Catullus tried to calculate the number of miles to Southampton, how long they would be vulnerable on the road, on foot. England’s great forests were mostly gone under the plow, or felled to make room for yet more urban development. Wide fields and roads were fine if one didn’t mind traveling completely exposed. He missed the forests of Canada, or the wild barrens of the Gobi Desert. At least there one could journey hidden in the landscape. England’s sedate pastures left him, Astrid, Lesperance, and Gemma far too open to attack.

He wanted to stay vigilant, but his mind kept fogging. It probably wasn’t a good idea to have Gemma walk in front of him. He was mesmerized by the unconscious sway of her hips as she moved, as well as the way she looked about her, taking in the landscape with an alert and eager eye.

He rather wished she would put her hair back up. But she hadn’t, and he became equally enthralled by the gleaming mass as it trailed down her back in brilliant waves.

Catullus made himself study the surrounding land, the familiar world of hedgerows and paddocks, stiles and hay-fields. Underneath all these quotidian sights lay ominous threats. The Heirs could be anywhere, and had many means of spying.

He and the others couldn’t reach Southampton fast enough. He hated having Gemma vulnerable in any way, and could not fail her when it came to her protection. And
he needed to focus all his faculties on the issues at hand. There were so damned many issues: the Heirs and the Primal Source, the inevitable battle that could very well determine the fate of the world. He couldn’t allow his thoughts to be muddled by overwhelming, surprising desire for a female American journalist. Once she was safe at headquarters, he could devote himself fully to the mission.

It did not help that whenever he turned his gaze from Gemma, he found Astrid staring at him with concern. He and Astrid were good friends, and he’d worried about her terribly when she’d retreated into the Canadian wilderness. Now it was her turn to worry about him—though he wasn’t entirely sure what she protected him from. Certainly not Gemma Murphy. Or, did Astrid see something in her that Catullus didn’t?

He couldn’t believe that Astrid was jealous. Not with her heart so fully given to Lesperance. Only two other times had Catullus witnessed such a powerful bond between lovers: Thalia Burgess and her husband, Gabriel Huntley; and Bennett Day and his wife, London Harcourt. Astrid loved Lesperance just as deeply. Further, Catullus and Astrid had always been strictly platonic friends. So she did not resent Gemma for a romantic reason. But why, then?

“How wide a net do you think the Heirs have over this area?” he asked Astrid, to keep his mind on track.

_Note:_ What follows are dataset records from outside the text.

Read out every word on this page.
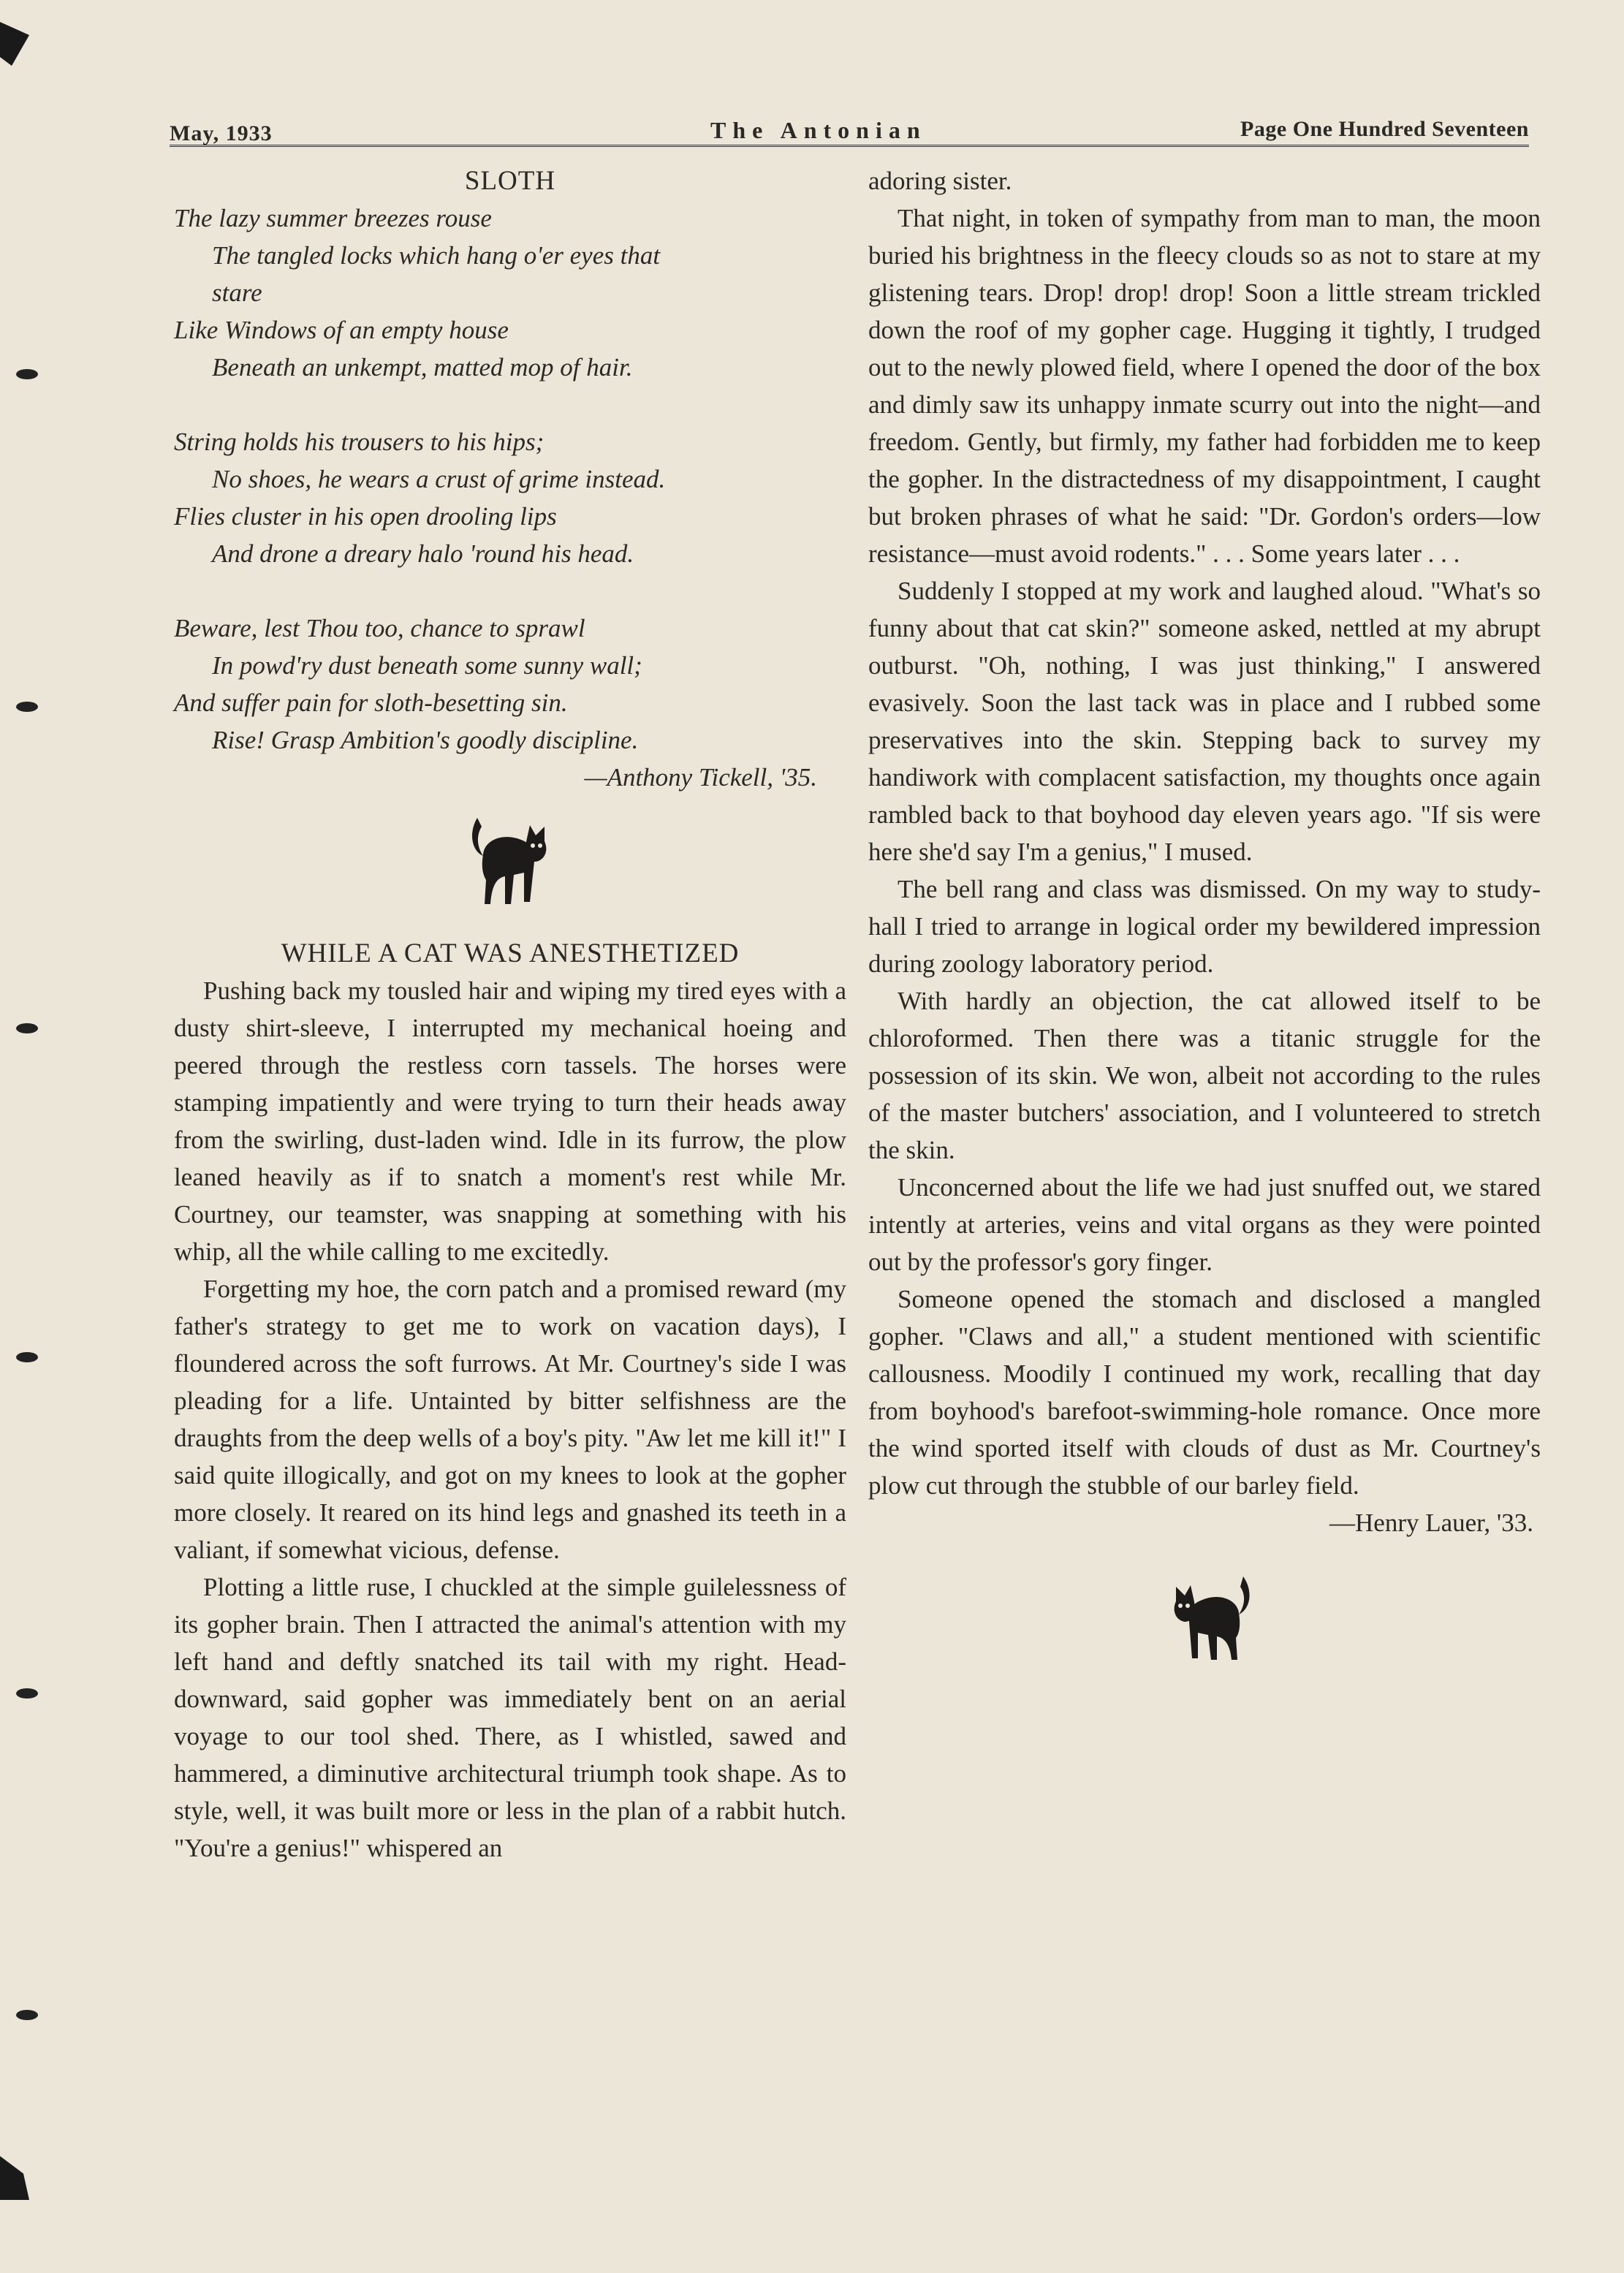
May, 1933	The Antonian	Page One Hundred Seventeen
SLOTH
The lazy summer breezes rouse
The tangled locks which hang o'er eyes that
stare
Like Windows of an empty house
Beneath an unkempt, matted mop of hair.
String holds his trousers to his hips;
No shoes, he wears a crust of grime instead.
Flies cluster in his open drooling lips
And drone a dreary halo 'round his head.
Beware, lest Thou too, chance to sprawl
In powd'ry dust beneath some sunny wall;
And suffer pain for sloth-besetting sin.
Rise! Grasp Ambition's goodly discipline.
—Anthony Tickell, '35.
WHILE A CAT WAS ANESTHETIZED

Pushing back my tousled hair and wiping my tired eyes with a dusty shirt-sleeve, I interrupted my mechanical hoeing and peered through the restless corn tassels. The horses were stamping impatiently and were trying to turn their heads away from the swirling, dust-laden wind. Idle in its furrow, the plow leaned heavily as if to snatch a moment's rest while Mr. Courtney, our teamster, was snapping at something with his whip, all the while calling to me excitedly.

Forgetting my hoe, the corn patch and a promised reward (my father's strategy to get me to work on vacation days), I floundered across the soft furrows. At Mr. Courtney's side I was pleading for a life. Untainted by bitter selfishness are the draughts from the deep wells of a boy's pity. "Aw let me kill it!" I said quite illogically, and got on my knees to look at the gopher more closely. It reared on its hind legs and gnashed its teeth in a valiant, if somewhat vicious, defense.

Plotting a little ruse, I chuckled at the simple guilelessness of its gopher brain. Then I attracted the animal's attention with my left hand and deftly snatched its tail with my right. Head-downward, said gopher was immediately bent on an aerial voyage to our tool shed. There, as I whistled, sawed and hammered, a diminutive architectural triumph took shape. As to style, well, it was built more or less in the plan of a rabbit hutch. "You're a genius!" whispered an

adoring sister.

That night, in token of sympathy from man to man, the moon buried his brightness in the fleecy clouds so as not to stare at my glistening tears. Drop! drop! drop! Soon a little stream trickled down the roof of my gopher cage. Hugging it tightly, I trudged out to the newly plowed field, where I opened the door of the box and dimly saw its unhappy inmate scurry out into the night—and freedom. Gently, but firmly, my father had forbidden me to keep the gopher. In the distractedness of my disappointment, I caught but broken phrases of what he said: "Dr. Gordon's orders—low resistance—must avoid rodents." . . . Some years later . . .

Suddenly I stopped at my work and laughed aloud. "What's so funny about that cat skin?" someone asked, nettled at my abrupt outburst. "Oh, nothing, I was just thinking," I answered evasively. Soon the last tack was in place and I rubbed some preservatives into the skin. Stepping back to survey my handiwork with complacent satisfaction, my thoughts once again rambled back to that boyhood day eleven years ago. "If sis were here she'd say I'm a genius," I mused.

The bell rang and class was dismissed. On my way to study-hall I tried to arrange in logical order my bewildered impression during zoology laboratory period.

With hardly an objection, the cat allowed itself to be chloroformed. Then there was a titanic struggle for the possession of its skin. We won, albeit not according to the rules of the master butchers' association, and I volunteered to stretch the skin.

Unconcerned about the life we had just snuffed out, we stared intently at arteries, veins and vital organs as they were pointed out by the professor's gory finger.

Someone opened the stomach and disclosed a mangled gopher. "Claws and all," a student mentioned with scientific callousness. Moodily I continued my work, recalling that day from boyhood's barefoot-swimming-hole romance. Once more the wind sported itself with clouds of dust as Mr. Courtney's plow cut through the stubble of our barley field.

—Henry Lauer, '33.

“There’s no way to know,” she answered.

“We could be walking right into them,” said Lesperance.

“Perhaps it would be wise to do some reconnaissance, before moving on.” Catullus wished he had more than a spyglass with him, but he’d had to leave behind his larger pieces of equipment in the haste to return to England. He might be able to fashion something—though the surrounding farmland didn’t leave him much to work with.

Nearby, a shaggy pony at the edge of a field looked up from cropping grass and watched them. It wore a halter. Perhaps he could salvage some of the leather and metal….

Astrid halted, bringing the whole group to a stop. “How do you suggest we attempt that?”

Catullus scanned the surroundings, then spotted a densely wooded dell to the west. “Astrid, you’re one of the Blades’ best scouts.” She did not contradict him. “You can take that pony and reconnoiter. Lesperance, you can … provide aerial assistance.”

Gemma frowned in confusion, but Lesperance understood.